Tuesday, January 22nd, 2008
Car Seat Coat: Keeping Babies Warm in Winter
How do you keep your baby warm in a freezing car?
Common safety convention dictates that you take your baby’s coat or snow suit off. The extra padding hinders the ability of a seat harness to hold the baby tight enough to keep him safe in a car crash.
Enter the latest hopeful mom invention, the Car Seat Coat.
This garment is a fleece two-piece coverall that fits like a coat while also resembling a two-layer blanket. The first piece goes on like a full-body sleeper that covers the baby everywhere except his head and chest. A separate hood covers everything else, leaving only the baby’s face peeking out.
The coat is best explained with this brief product video:
Several other videos are also available.
Step 1: Lay the baby on the garment, and tuck his limbs inside fleece arm and leg "tubes." Elastic on the entry holes helps ease placement.
Step 2: Secure the seat harness around the baby’s torso. Because the coat doesn’t have a chest piece, there isn’t extra bulk below the harness.
Step 3: Attach a hood that folds down over the baby’s chest and body while leaving a snug hole for his face. At this point the coat almost resembles an odd-looking burqa.
The coat’s features include:
- Two fleece layers that snap together. Remove one layer on warmer days.
- Selection of 26 fabric patterns.
- Easy removal of arms or legs from the garment or removal of the hood to regulate body heat.
- Unlike a blanket, a baby won’t throw off these covers.
As of this writing, the coat is sold in three sizes, birth to 6 months, 6 to 12 months and 12 to 18 months for $50 and $8 shipping in the US.
Sure, there are alternative products, namely blanket cozies that attach to a car seat or stroller, but Car Seat Coat is a bit more versatile. What’s to stop you from using it in a stroller, car seat, sling and generally anywhere you might go in the cold?
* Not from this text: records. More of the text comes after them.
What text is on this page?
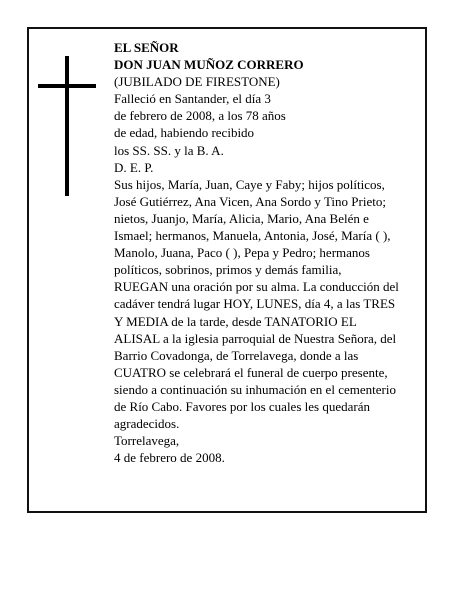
EL SEÑOR
DON JUAN MUÑOZ CORRERO
(JUBILADO DE FIRESTONE)
Falleció en Santander, el día 3
de febrero de 2008, a los 78 años
de edad, habiendo recibido
los SS. SS. y la B. A.
D. E. P.
Sus hijos, María, Juan, Caye y Faby; hijos políticos,
José Gutiérrez, Ana Vicen, Ana Sordo y Tino Prieto;
nietos, Juanjo, María, Alicia, Mario, Ana Belén e
Ismael; hermanos, Manuela, Antonia, José, María ( ),
Manolo, Juana, Paco ( ), Pepa y Pedro; hermanos
políticos, sobrinos, primos y demás familia,
RUEGAN una oración por su alma. La conducción del
cadáver tendrá lugar HOY, LUNES, día 4, a las TRES
Y MEDIA de la tarde, desde TANATORIO EL
ALISAL a la iglesia parroquial de Nuestra Señora, del
Barrio Covadonga, de Torrelavega, donde a las
CUATRO se celebrará el funeral de cuerpo presente,
siendo a continuación su inhumación en el cementerio
de Río Cabo. Favores por los cuales les quedarán
agradecidos.
Torrelavega,
4 de febrero de 2008.
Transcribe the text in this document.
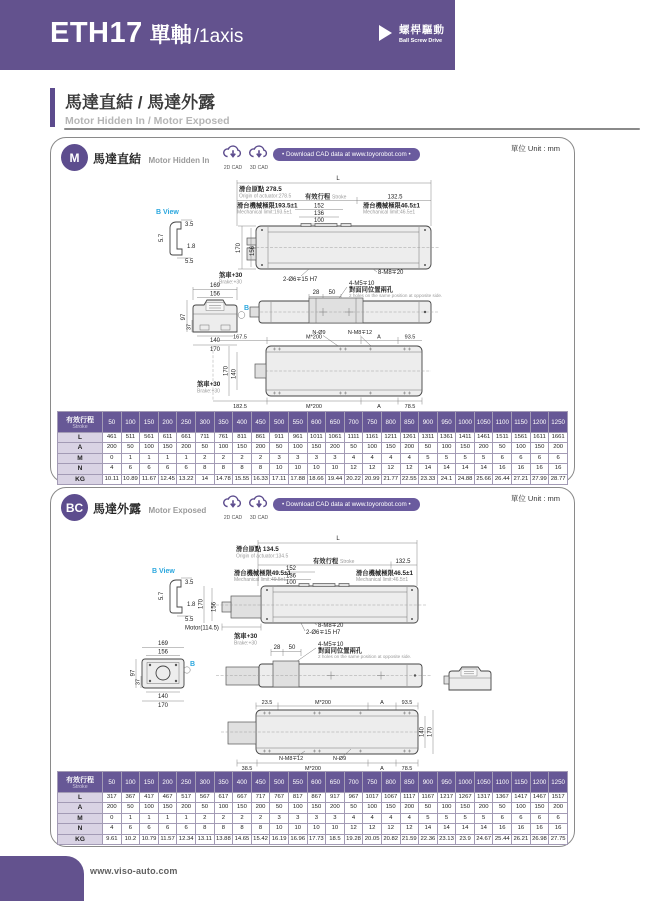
ETH17 單軸 /1axis	螺桿驅動
Ball Screw Drive
馬達直結 / 馬達外露
Motor Hidden In / Motor Exposed
M	馬達直結 Motor Hidden In
2D CAD	3D CAD
• Download CAD data at www.toyorobot.com •
單位 Unit : mm
L
滑台原點 278.5
Origin of actuator:278.5 有效行程 Stroke	132.5
滑台機械極限193.5±1
Mechanical limit:193.5±1
152
136
100
滑台機械極限46.5±1
Mechanical limit:46.5±1
B View
3.5
5.7
1.8
5.5
170 156
煞車+30
Brake:+30	2-Ø6∓15 H7
8-M8∓20
4-M5∓10
對面同位置兩孔
2 holes on the same position at opposite side.
28 50
169
156
97
37
140
170
B
N-Ø9	N-M8∓12
167.5	M*200	A	93.5
170 140
煞車+30
Brake:+30
182.5	M*200	A	78.5
有效行程
Stroke	50	100	150	200	250	300	350	400	450	500	550	600	650	700	750	800	850	900	950	1000	1050	1100	1150	1200	1250
L	461	511	561	611	661	711	761	811	861	911	961	1011	1061	1111	1161	1211	1261	1311	1361	1411	1461	1511	1561	1611	1661
A	200	50	100	150	200	50	100	150	200	50	100	150	200	50	100	150	200	50	100	150	200	50	100	150	200
M	0	1	1	1	1	2	2	2	2	3	3	3	3	4	4	4	4	5	5	5	5	6	6	6	6
N	4	6	6	6	6	8	8	8	8	10	10	10	10	12	12	12	12	14	14	14	14	16	16	16	16
KG	10.11	10.89	11.67	12.45	13.22	14	14.78	15.55	16.33	17.11	17.88	18.66	19.44	20.22	20.99	21.77	22.55	23.33	24.1	24.88	25.66	26.44	27.21	27.99	28.77
BC 馬達外露 Motor Exposed
2D CAD	3D CAD
• Download CAD data at www.toyorobot.com •
單位 Unit : mm
L
滑台原點 134.5
Origin of actuator:134.5
有效行程 Stroke	132.5
滑台機械極限49.5±1
Mechanical limit:49.5±1
152
136
100
滑台機械極限46.5±1
Mechanical limit:46.5±1
B View
3.5
5.7
1.8
5.5
170 156
Motor(114.5)
煞車+30
Brake:+30
8-M8∓20
2-Ø6∓15 H7
4-M5∓10
對面同位置兩孔
2 holes on the same position at opposite side.
28 50
169
156
97
37
140
170
B
23.5	M*200	A	93.5
140 170
N-M8∓12	N-Ø9
38.5	M*200	A	78.5
有效行程
Stroke	50	100	150	200	250	300	350	400	450	500	550	600	650	700	750	800	850	900	950	1000	1050	1100	1150	1200	1250
L	317	367	417	467	517	567	617	667	717	767	817	867	917	967	1017	1067	1117	1167	1217	1267	1317	1367	1417	1467	1517
A	200	50	100	150	200	50	100	150	200	50	100	150	200	50	100	150	200	50	100	150	200	50	100	150	200
M	0	1	1	1	1	2	2	2	2	3	3	3	3	4	4	4	4	5	5	5	5	6	6	6	6
N	4	6	6	6	6	8	8	8	8	10	10	10	10	12	12	12	12	14	14	14	14	16	16	16	16
KG	9.61	10.2	10.79	11.57	12.34	13.11	13.88	14.65	15.42	16.19	16.96	17.73	18.5	19.28	20.05	20.82	21.59	22.36	23.13	23.9	24.67	25.44	26.21	26.98	27.75
www.viso-auto.com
I’d be the first parent to shout, "But why not just use a blanket?" After all, a blanket generally works for any age, and is good for swaddling and bedtime too.
And yet, there are people who buy special swaddling blankets that have unusual shapes or Velcro straps or snaps, all in an effort to achieve a better, tighter, stronger swaddle. In that light, Car Seat Coat has improved upon blankets, yes?
Here on the California coast, our winters are 35 to 45 degrees at night, but we don’t usually travel at night and our days are warmer. So, I’m not one to speculate too much. What measures do you, or have you, employed for baby warmth in colder climates?
Update: After reading Lisa C.’s cautionary comment below, I had to a local child car seat workshop instructor look over the website. She says the rule of thumb is to have a baby’s back directly against the car seat with only padding that has been tested with a particular car seat in order to protect the spine. The seat helps spread out the forces of a collision.
She was concerned about the fleece’s thickness and how much may bunch up between the baby’s back and the seat, and whether that gap would lessen the ability to have the harness properly snug. So, she would not recommend this product.
I guess the inventor should, if she hasn’t already, run the product by car seat experts and obtain some expert endorsements to address these types of questions.